Если бы я былъ не человѣкъ измѣняемый, а не преодолимый; то была бы нужна мнѣ только заповѣдь великаго Бога, и она бы меня украшала, спасала и вела къ высокой славѣ. Но теперь не богомъ создалъ меня Богъ, а поставилъ въ равновѣсіи удобопреклоннымъ туда и сюда; потому и поддерживаетъ меня многими опорами, изъ которыхъ одною служитъ для людей благодатъ омовенія. Какъ нѣкогда еврейскія дѣти спасались отъ погубленія Христовою кровію, и очищали праги дверей, между тѣмъ какъ въ одну ночь погибли всѣ первородные Египта; такъ и это для меня есть печать избавляющаго насъ отъ золъ Бога, и для младенцевъ только печать, а для возрастныхъ врачевство и совершеннѣйшая божественная печать Христа Свѣтодавца, чтобы, спасшись изъ глубины скорбей и облегчивъ нѣсколько выю отъ бремени, обратилъ я стопы свои къ жизни. Ибо и путникъ, отдохнувъ отъ утомленія, воздвигаетъ укрѣпленныя въ силахъ колѣна. Какъ общее всѣхъ достояніе — воздухъ, земля, широкое небо и все, что влечетъ за собою кругъ годовыхъ временъ, такъ общимъ достояніемъ человѣковъ содѣлалась и спасительная купель.

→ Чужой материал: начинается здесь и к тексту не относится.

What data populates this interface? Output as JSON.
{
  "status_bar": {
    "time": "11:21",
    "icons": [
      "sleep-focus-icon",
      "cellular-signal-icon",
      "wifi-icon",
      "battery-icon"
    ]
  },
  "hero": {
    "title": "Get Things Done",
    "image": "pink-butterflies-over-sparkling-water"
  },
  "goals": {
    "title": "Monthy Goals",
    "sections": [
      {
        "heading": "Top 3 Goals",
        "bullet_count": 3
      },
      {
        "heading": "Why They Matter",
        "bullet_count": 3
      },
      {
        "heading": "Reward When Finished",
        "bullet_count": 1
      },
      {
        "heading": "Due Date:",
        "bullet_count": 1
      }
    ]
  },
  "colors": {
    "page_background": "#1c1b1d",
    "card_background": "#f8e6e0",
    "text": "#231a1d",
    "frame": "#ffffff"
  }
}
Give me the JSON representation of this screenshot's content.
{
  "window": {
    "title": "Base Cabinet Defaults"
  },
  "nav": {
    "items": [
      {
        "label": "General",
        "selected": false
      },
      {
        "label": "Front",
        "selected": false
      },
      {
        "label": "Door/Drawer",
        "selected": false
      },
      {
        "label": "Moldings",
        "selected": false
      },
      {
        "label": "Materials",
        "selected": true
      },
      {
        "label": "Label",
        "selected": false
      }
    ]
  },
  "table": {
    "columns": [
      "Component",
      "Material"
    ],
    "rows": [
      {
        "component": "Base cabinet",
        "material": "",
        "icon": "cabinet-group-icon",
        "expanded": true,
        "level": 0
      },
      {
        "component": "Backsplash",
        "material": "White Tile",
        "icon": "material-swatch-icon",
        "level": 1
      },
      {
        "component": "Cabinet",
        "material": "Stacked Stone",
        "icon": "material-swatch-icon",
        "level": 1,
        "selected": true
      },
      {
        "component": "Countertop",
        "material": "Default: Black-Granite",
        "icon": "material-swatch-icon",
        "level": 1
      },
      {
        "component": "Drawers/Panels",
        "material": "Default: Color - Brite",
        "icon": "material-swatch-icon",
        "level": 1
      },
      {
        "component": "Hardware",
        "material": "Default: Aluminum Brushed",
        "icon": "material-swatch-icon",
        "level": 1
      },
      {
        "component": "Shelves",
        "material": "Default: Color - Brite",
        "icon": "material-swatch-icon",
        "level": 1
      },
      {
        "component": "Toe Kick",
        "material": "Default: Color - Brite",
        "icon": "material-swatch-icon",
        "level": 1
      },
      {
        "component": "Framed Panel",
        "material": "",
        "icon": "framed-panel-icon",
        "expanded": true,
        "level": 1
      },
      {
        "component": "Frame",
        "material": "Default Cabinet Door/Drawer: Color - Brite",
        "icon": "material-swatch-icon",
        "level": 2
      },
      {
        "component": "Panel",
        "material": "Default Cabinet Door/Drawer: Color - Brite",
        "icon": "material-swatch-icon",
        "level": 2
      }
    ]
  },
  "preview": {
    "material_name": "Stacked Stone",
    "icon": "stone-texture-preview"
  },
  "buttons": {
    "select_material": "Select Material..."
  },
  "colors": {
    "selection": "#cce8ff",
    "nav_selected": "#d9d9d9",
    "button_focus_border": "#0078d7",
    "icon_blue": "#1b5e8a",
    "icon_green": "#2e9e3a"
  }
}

Слово 9. О человѣческой добродѣтели[2].[править]

Люблю я добродѣтель; однакожъ это не научило меня тому, что такое добродѣтель, и откуда она прійдетъ ко мнѣ, который такъ много люблю ее. А неудовлетворенное желаніе мучитъ. Если Добродѣтель есть чистый потокъ, не смѣшанный съ водами, которыя стекаютъ со всякаго мѣста и отъ снѣговъ и отъ дождей; то спрашиваю: кто находилъ ее на землѣ? Ибо всякій, или имѣлъ въ себѣ сердечную нечистоту, или принялъ ее въ себя, — между тѣмъ какъ влачитъ тяжелое тѣло и со-внѣ возмущается врагомъ нашея жизни, который омрачаетъ и очерняетъ насъ бездною. Да и несвойственно было бы мнѣ, который самъ не иное что, какъ отвердѣвшій токъ, и непрестанно влекусь потокомъ жизни, — быть чѣмъ-то нетекучимъ. Если же добродѣтелъ не совершенно сребристый потокъ, но пріемлетъ въ себя и худшее, и есть нестройная смѣсь; то скажи: какъ же она добродѣтель? По крайней мѣрѣ у меня не мало трудится надъ этимъ быстрый умъ. Снѣгъ по природѣ холоденъ и бѣлъ, а огонь — красноватъ и теплъ. И они несоединимы между собою; а соединяемые насильно, скорѣе разрушаются, нежели входятъ въ соединеніе. Какъ же къ добродѣтели привзошло гнусное, унижающее во мнѣ образъ Божій; какъ къ образу великаго Бога прикоснулся злорадный грѣхъ, если я дѣйствительно богъ, и не напрасно хвалюсь тѣмъ, что составляю Твое достояніе, Боже? Слышу о прекрасной рѣкѣ Алфеѣ, что она протекаетъ чрезъ горькое море, а сладкія воды ея (къ удивленію!) не терпятъ вреда въ продолженіе сего теченія. Но какъ для воздуха порча — туманъ, и для тѣлесныхъ членовъ — болѣзнь; такъ для добродѣтели — наша грѣховная ночь.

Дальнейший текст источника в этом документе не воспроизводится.